You can use the flowers to make dandelion wine, dandelion jelly and numerous other fresh recipes. Give this famous yellow weed a little love and they will give you back a lot of nutrients.
Wood sorrel flowers (Oxalis)
Add a little zest to your soups and salad with this pretty wild edible. Wood Sorrel is a perennial plant that grows close to the ground. Its leaves are trifoliate and have heart-shaped leaflets that wilt or close at night or under harsh conditions. The plant often forms extensive green carpets beneath the forest floor. Its flowers are white with tiny purple veins and feature five petals, while its seeds develop inside small green pods. Wood Sorrel can be found forming low-growing mats of lush green leaves in shady hedgerows and damp forests, often around the base of trees, throughout much of the year.
The plant produces delicate white flowers with pink or purple veining on relatively thin stems, rising above these green carpets. Both the flowers and soft green leaves fold up at night and under harsh conditions.
Wood Sorrel has diuretic and astringent properties, and it is also rich in vitamin C, which made it useful in the past for treating scurvy.
All parts of the plant, including the leaves, flowers, and stems, are edible, making it a versatile ingredient in various culinary dishes and recipes.
Wild mustard flowers (Brassicaceae spp.)
Also known as Black Mustard or Charlock, this edible flower can be found in most environments around the world.
Many of the world's most valued Brassica plants, such as kale, broccoli, cabbage, choy, mustard, and kohlrabi, originated from either the Mediterranean region or Asia. These plants were brought to America by European settlers and some have since escaped cultivation, growing abundantly as wild plants near open fields, old homesteads, and roadsides.
Wild mustard flowers have a sweet and distinctive mustardy flavor that pairs well in salads, sandwiches, or almost any savory dish you can imagine. Alternatively, you can grow your own by allowing a few of the Brassica plants in your garden to mature and flower.
You can spot these bright yellow headed flowers in Springtime.
Honeysuckle flowers
You won’t fail to recognise this arty looking flower once you see it once and the smell is just divine. Hence, the reason Jo Malone is making perfume based on the delicious flower. Honeysuckle has a growing habit somewhat similar to vines, but it doesn’t produce runners or completely take over your landscape. Dried honeysuckle is a keeper if you are interested in creating your own homemade wild teas (a passion of mine).

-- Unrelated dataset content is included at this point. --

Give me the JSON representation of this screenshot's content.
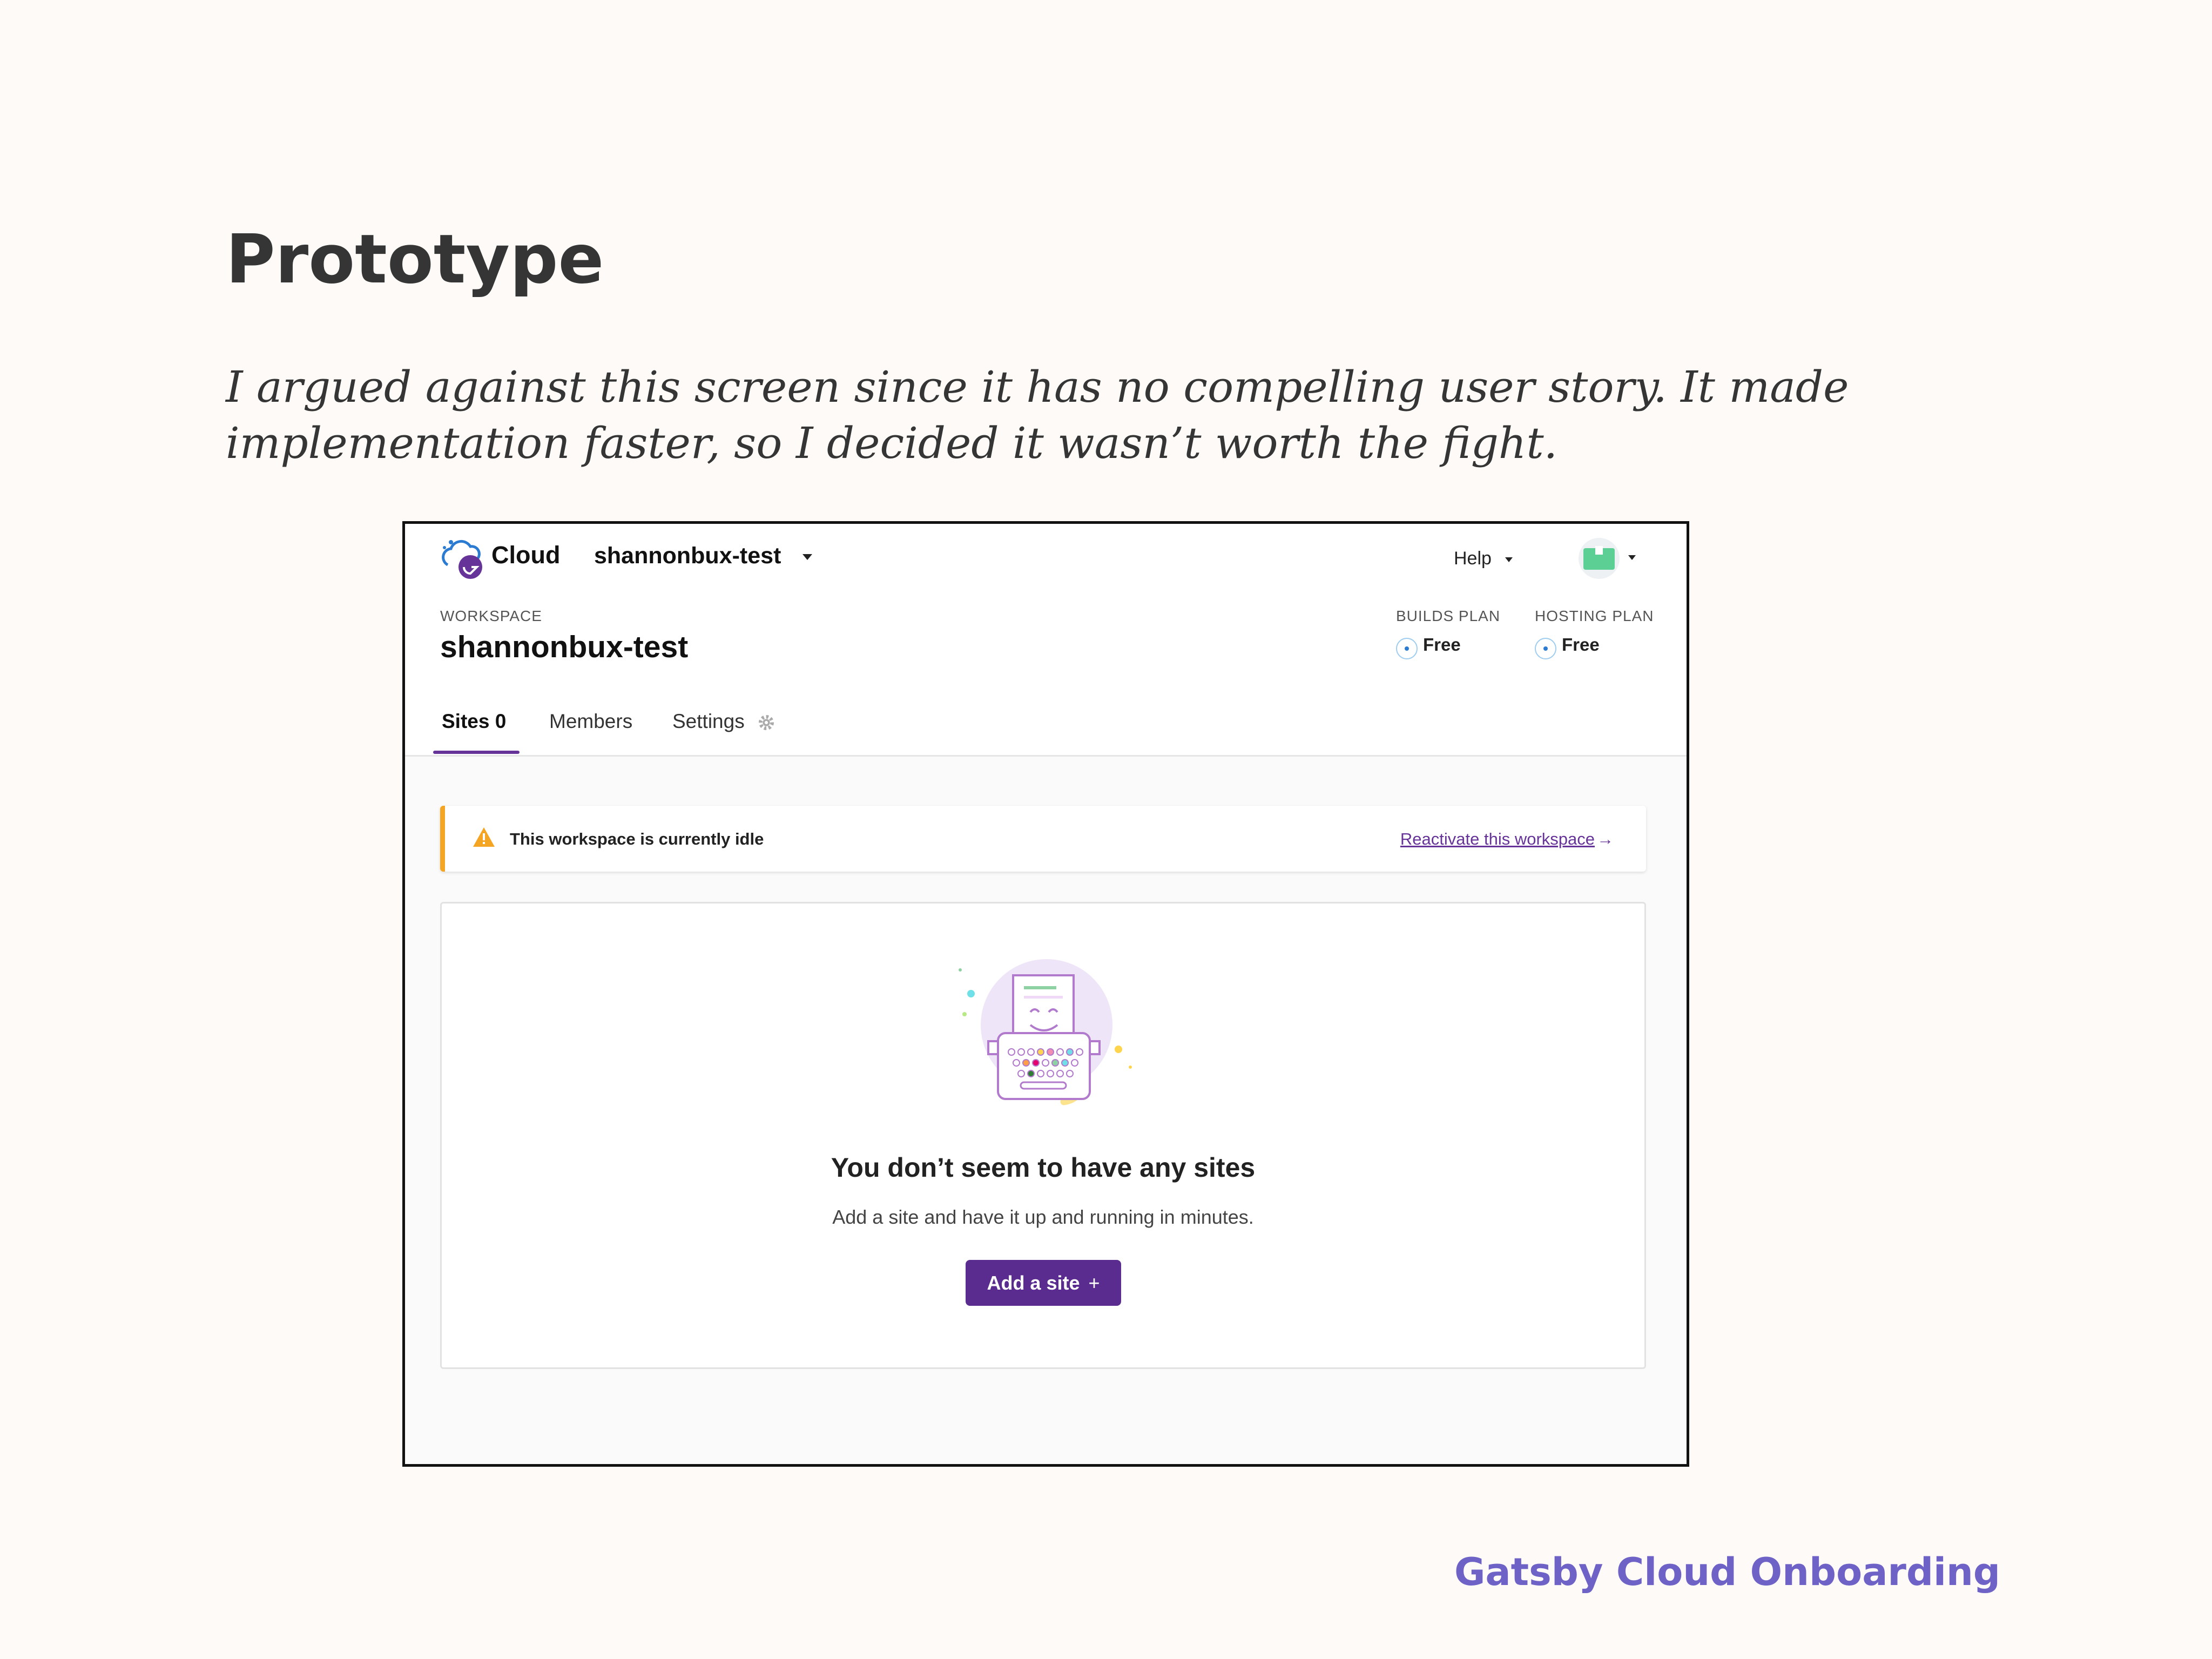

Honeysuckle flowers seem to taste best harvested in early Summer and in the morning time while the nectaries are still full.
Use honeysuckle flowers as a colorful and exotic garnish.
Wild roses
Did you know that all forms of wild rose are edible? The Dog Rose is the most common Wild Rose. It grows in most hedgerows and has aromatic edible flowers and juicy fruits that are high in vitamin C. Best picked fresh during the months of April to June.

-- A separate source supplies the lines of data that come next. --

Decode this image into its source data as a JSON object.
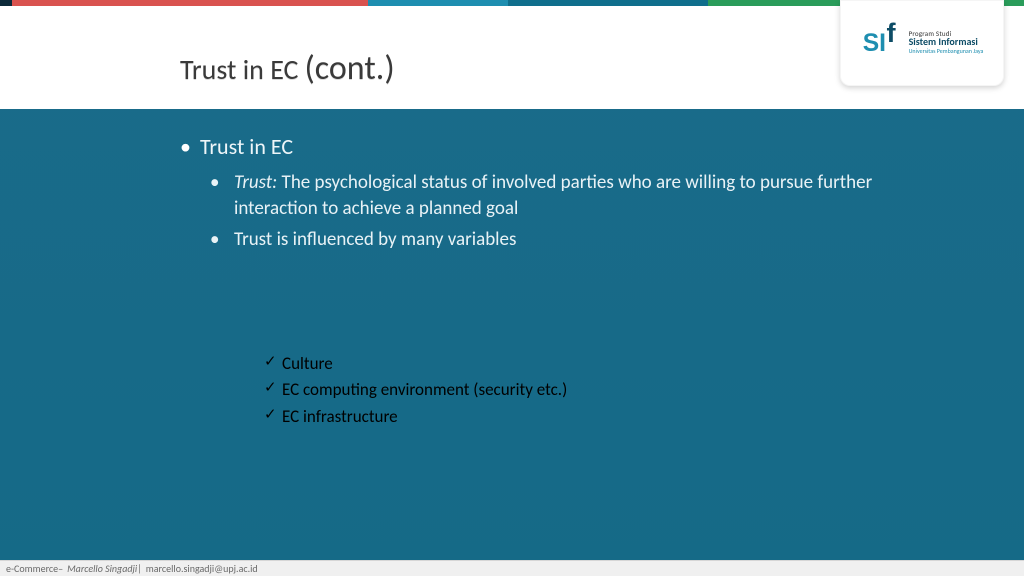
{
  "title": {
    "small": "Trust in EC",
    "big": "(cont.)"
  },
  "logo": {
    "line1": "Program Studi",
    "line2": "Sistem Informasi",
    "line3": "Universitas Pembangunan Jaya"
  },
  "outline": {
    "heading": "Trust in EC",
    "items": [
      {
        "term": "Trust:",
        "rest": " The psychological status of involved parties who are willing to pursue further interaction to achieve a planned goal"
      },
      {
        "term": "",
        "rest": "Trust is influenced by many variables"
      }
    ]
  },
  "checklist": [
    "Culture",
    "EC computing environment (security etc.)",
    "EC infrastructure"
  ],
  "footer": {
    "course": "e-Commerce",
    "separator1": " – ",
    "author": "Marcello Singadji",
    "separator2": "  |  ",
    "email": "marcello.singadji@upj.ac.id"
  }
}
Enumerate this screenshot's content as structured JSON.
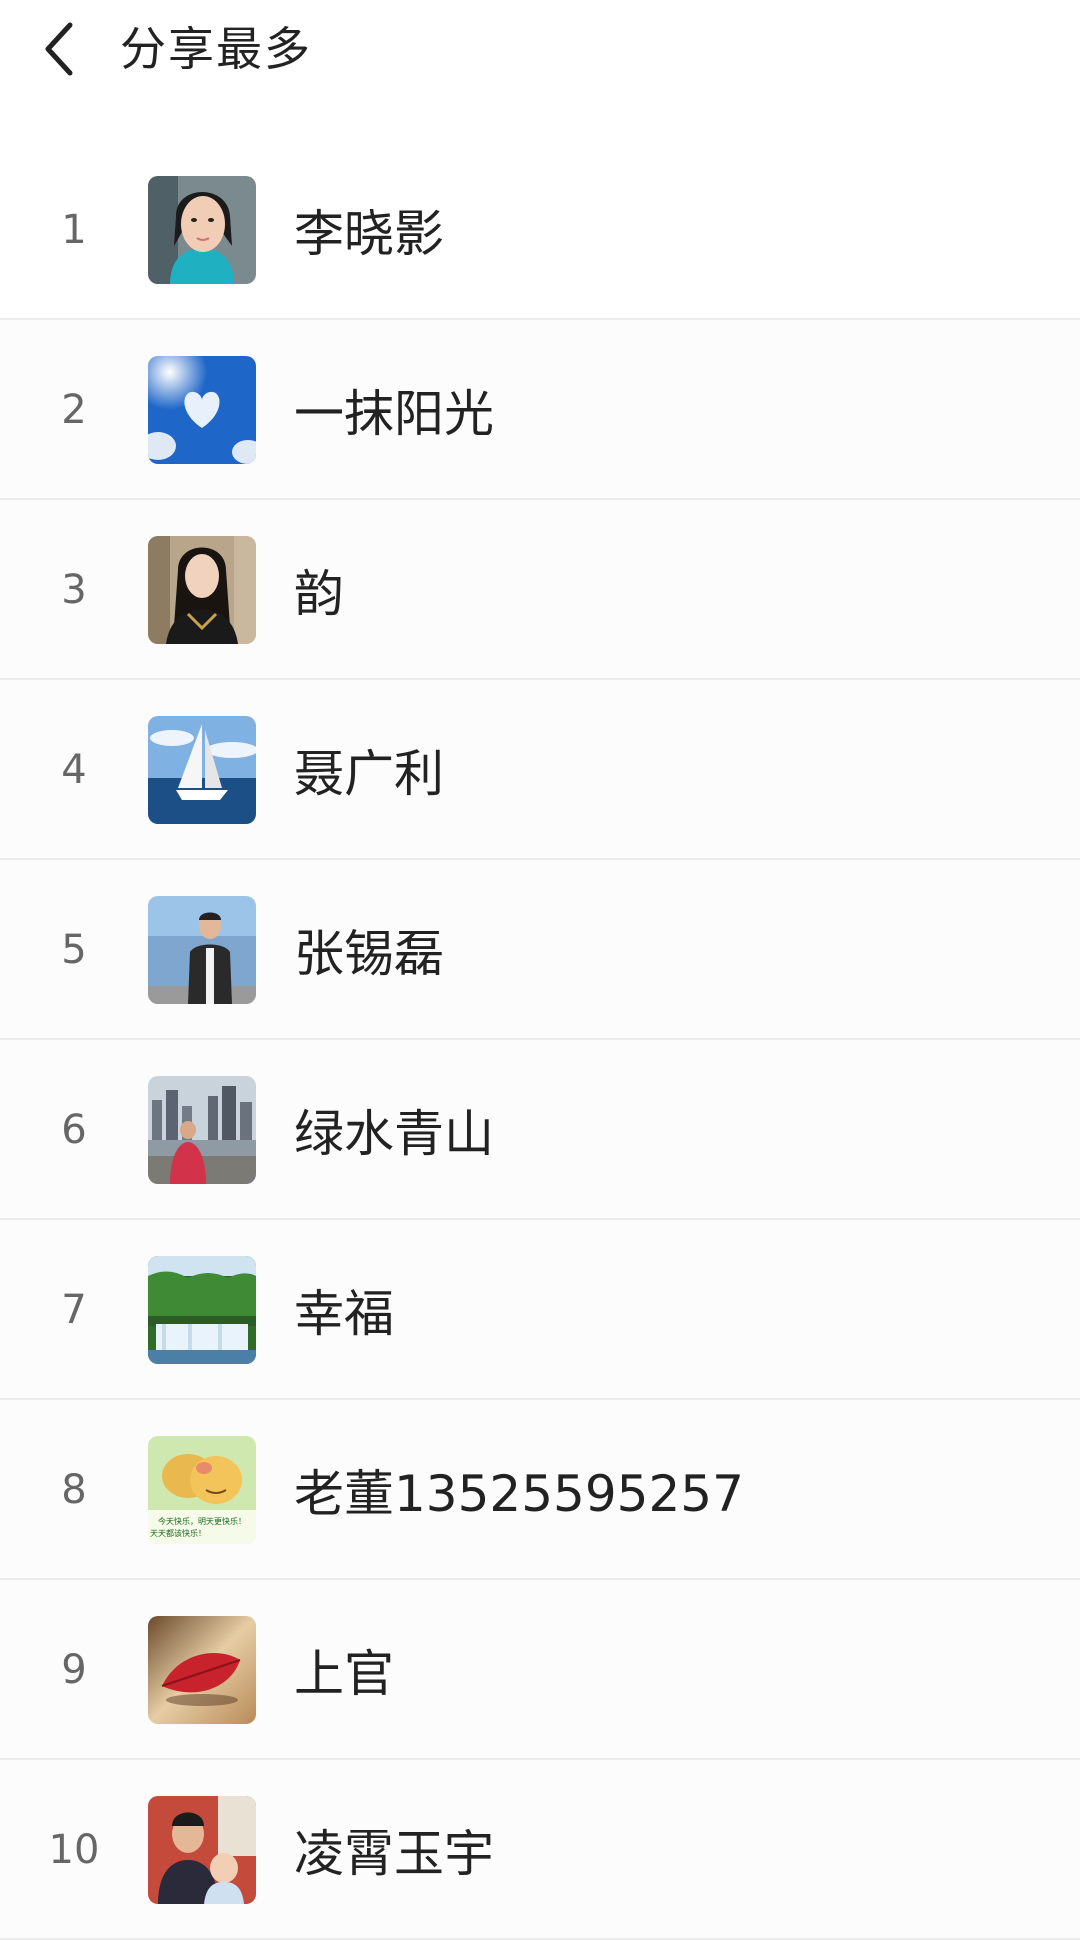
{
  "header": {
    "title": "分享最多",
    "back_icon": "chevron-left-icon"
  },
  "ranking": [
    {
      "rank": "1",
      "name": "李晓影",
      "avatar": "woman-portrait-avatar"
    },
    {
      "rank": "2",
      "name": "一抹阳光",
      "avatar": "heart-cloud-sky-avatar"
    },
    {
      "rank": "3",
      "name": "韵",
      "avatar": "woman-portrait-avatar"
    },
    {
      "rank": "4",
      "name": "聂广利",
      "avatar": "sailboat-avatar"
    },
    {
      "rank": "5",
      "name": "张锡磊",
      "avatar": "man-portrait-avatar"
    },
    {
      "rank": "6",
      "name": "绿水青山",
      "avatar": "city-skyline-avatar"
    },
    {
      "rank": "7",
      "name": "幸福",
      "avatar": "waterfall-forest-avatar"
    },
    {
      "rank": "8",
      "name": "老董13525595257",
      "avatar": "cartoon-bear-avatar",
      "avatar_text": [
        "今天快乐，明天更快乐！",
        "天天都该快乐！"
      ]
    },
    {
      "rank": "9",
      "name": "上官",
      "avatar": "red-leaf-avatar"
    },
    {
      "rank": "10",
      "name": "凌霄玉宇",
      "avatar": "family-photo-avatar"
    }
  ]
}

Besides the wonderful smell, roses can be used for cordials, teas and a little sparkling rose.
Dog Rose is a deciduous shrub with long scrambling branches and arching, thorny stems. The flowers are white to pink and have 5 petals. The fruits are the rosehips, which are oval, glossy skinned and orange to red in colour.

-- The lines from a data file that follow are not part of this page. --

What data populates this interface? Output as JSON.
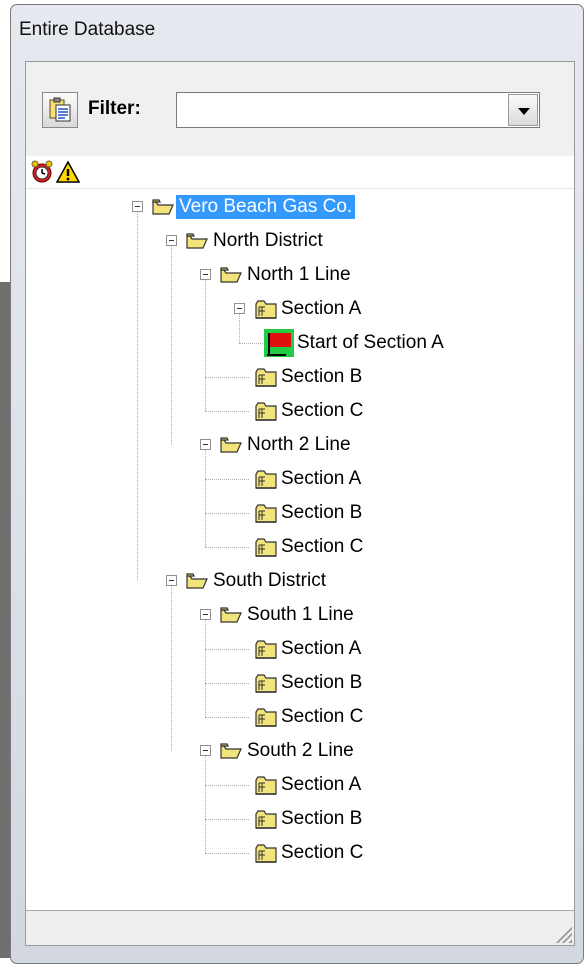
{
  "window": {
    "title": "Entire Database"
  },
  "toolbar": {
    "action_icon": "clipboard-report-icon",
    "filter_label": "Filter:",
    "filter_value": "",
    "dropdown_icon": "chevron-down-icon"
  },
  "status_icons": [
    "alarm-clock-icon",
    "warning-icon"
  ],
  "tree": {
    "root": {
      "label": "Vero Beach Gas Co.",
      "selected": true
    },
    "districts": [
      {
        "label": "North District",
        "lines": [
          {
            "label": "North 1 Line",
            "sections": [
              {
                "label": "Section A",
                "expanded": true,
                "children": [
                  "Start of Section A"
                ]
              },
              {
                "label": "Section B"
              },
              {
                "label": "Section C"
              }
            ]
          },
          {
            "label": "North 2 Line",
            "sections": [
              {
                "label": "Section A"
              },
              {
                "label": "Section B"
              },
              {
                "label": "Section C"
              }
            ]
          }
        ]
      },
      {
        "label": "South District",
        "lines": [
          {
            "label": "South 1 Line",
            "sections": [
              {
                "label": "Section A"
              },
              {
                "label": "Section B"
              },
              {
                "label": "Section C"
              }
            ]
          },
          {
            "label": "South 2 Line",
            "sections": [
              {
                "label": "Section A"
              },
              {
                "label": "Section B"
              },
              {
                "label": "Section C"
              }
            ]
          }
        ]
      }
    ]
  },
  "colors": {
    "selection": "#3399ff",
    "folder": "#f2e37b",
    "flag": "#e01010",
    "flag_bg": "#22cc44"
  }
}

During winter the dog rose bush producers rose hips to keep us going when the going gets tough. Rosehips are conveniently packed with vitamin C, containing much more than you find in oranges and blackcurrants. During II World War due to a shortage of citrus fruits, the British government encouraged the picking of rosehips to make nutritive syrup issued as a dietary supplement.
Elderflowers (Sambucus spp.)
If you haven’t made an elderflower gin from homemade elderflower cordial then you haven’t truly had a taste of nature. This is one of our favourite flowers to forage for here in Ireland. For many people, fragrant elderflowers are synonymous with summer and they’re at their best late May to June. The flowers and berries are the only edible part of the elder tree and require cooking to remove the small amounts of toxic chemicals.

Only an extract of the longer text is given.